ÖNERİ VE UYARILARINI DİLE GETİRDİ
Yapılacak projeye ilişkin düşüncelerini dile getiren Ayhan Barut, şunları kaydetti:
“Kamu yararı ilkesi çerçevesinde bu yasal düzenlemede kıyıların korunmasına dair kamu yararı ile ileri teknolojiye dayalı tarımsal üretime dair kamu yararı ölçütlerini gözettik. Bu sayede tarımsal üretimin burada yaratacağı katma değerin ve istihdamın bölgeye olumlu etkisinin daha fazla olacağını gördük ve öyle düşünüyoruz ancak burada kurulacak olan tarıma dayalı ihtisas organize sanayi bölgesinin altyapısı, arıtma tesisleri ve ileri teknolojiye dayalı sera kurulumu için çalışma ayrıntılarının kamuoyuyla paylaşılması gerekiyordu. Bölgenin ve komşu çevresinin tarımsal değerindeki artışlar ile arazi rantı konusunda bir değerlendirme analizi yapılıp yapılmadığının öğrenilmesi elzemdi. Projede yer alacak gerçek ve tüzel kişi pay sahipleriyle ilgili kimsenin aklında hiç tereddüt oluşmaması için kamuoyu bilgilendirilebilirdi. En önemli noktalardan birisi de organize sanayi bölgesinin yapımı aşamasında alınacak önlemlerdi. Yüreğimizi yakan acı bir deprem felaketi yaşadık. ‘Deprem değil, ihmal öldürür’ ilkesiyle hareket edilmesinin ne kadar önemli bir zorunluluk olduğunu maalesef bir kez daha yaşayarak öğrendik. Bu nedenle, projenin hayat bulacağı bölgenin Karataş ve Yumurtalık fay zonu üzerinde olduğu da unutulmamalıdır. Deprem riski taşıyan bu bölgedeki alüvyon arazisinin sıvılaşmaya müsait olması göz önünde bulundurulmalıdır. Jeoteknik önlemlerin ve bilimsel ölçütlere uygun teknik tedbirlerin eksiksiz alınması ve çok katlı yapılaşmadan uzak durulması konularında gerekli adımlar atılmalıdır.”
“TARIMI VE ÇİFTÇİMİZİ AYAĞA KALDIRACAĞIZ”

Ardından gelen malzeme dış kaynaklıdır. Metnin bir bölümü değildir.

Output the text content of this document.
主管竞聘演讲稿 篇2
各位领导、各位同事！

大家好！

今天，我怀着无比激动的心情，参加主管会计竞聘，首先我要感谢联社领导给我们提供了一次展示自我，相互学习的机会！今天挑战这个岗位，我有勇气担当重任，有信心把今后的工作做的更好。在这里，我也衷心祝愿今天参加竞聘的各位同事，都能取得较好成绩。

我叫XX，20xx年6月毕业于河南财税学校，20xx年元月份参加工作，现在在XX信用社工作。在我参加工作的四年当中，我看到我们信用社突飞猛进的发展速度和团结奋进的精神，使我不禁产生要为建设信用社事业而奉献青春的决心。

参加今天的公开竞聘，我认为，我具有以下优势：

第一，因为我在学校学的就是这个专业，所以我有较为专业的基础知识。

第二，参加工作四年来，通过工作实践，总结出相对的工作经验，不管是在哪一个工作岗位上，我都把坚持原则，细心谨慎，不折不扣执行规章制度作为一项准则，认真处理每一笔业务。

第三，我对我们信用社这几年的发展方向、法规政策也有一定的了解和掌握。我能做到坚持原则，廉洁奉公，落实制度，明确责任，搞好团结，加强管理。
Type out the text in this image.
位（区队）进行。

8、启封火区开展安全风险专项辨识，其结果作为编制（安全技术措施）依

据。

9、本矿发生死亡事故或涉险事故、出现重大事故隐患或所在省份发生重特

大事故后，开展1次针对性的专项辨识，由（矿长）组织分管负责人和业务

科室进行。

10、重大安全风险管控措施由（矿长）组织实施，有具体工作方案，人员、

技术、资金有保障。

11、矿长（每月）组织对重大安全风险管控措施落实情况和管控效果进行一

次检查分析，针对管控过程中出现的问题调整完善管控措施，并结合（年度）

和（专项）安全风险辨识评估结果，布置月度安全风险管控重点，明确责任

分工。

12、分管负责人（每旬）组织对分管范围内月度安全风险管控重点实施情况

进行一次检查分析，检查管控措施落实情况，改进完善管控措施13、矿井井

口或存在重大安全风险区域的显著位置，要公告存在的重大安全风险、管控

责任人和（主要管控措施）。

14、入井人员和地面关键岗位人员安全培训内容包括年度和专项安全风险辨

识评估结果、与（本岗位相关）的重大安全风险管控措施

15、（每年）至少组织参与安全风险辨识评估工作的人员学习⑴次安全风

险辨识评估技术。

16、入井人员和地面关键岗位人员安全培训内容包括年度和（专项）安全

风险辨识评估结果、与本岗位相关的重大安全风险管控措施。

Ülke tarımı ve çiftçilerin yaşadığı sorunlara de değinen Ayhan Barut, “Artık saray rejimi ülke tarımını yönetemez duruma gelmiştir. Stratejik sektör olan tarımda sorunlar her geçen gün derinleşiyor ama iktidar çözüm üretemiyor çünkü onlar üreten bir Türkiye, ürettiğinden kazanan bir çiftçi istemiyor. Bunun net göstergesi, AKP’nin yirmi yıllık iktidarında tarımda olan azalmalardır. Az kaldı, gidiyorsunuz ve biz geliyoruz. Üretim ve üretici merkezli, ulusal ve sürdürülebilir tarım politikalarıyla tarımı ve çiftçimizi ayağa kaldıracağız” açıklamasında bulundu.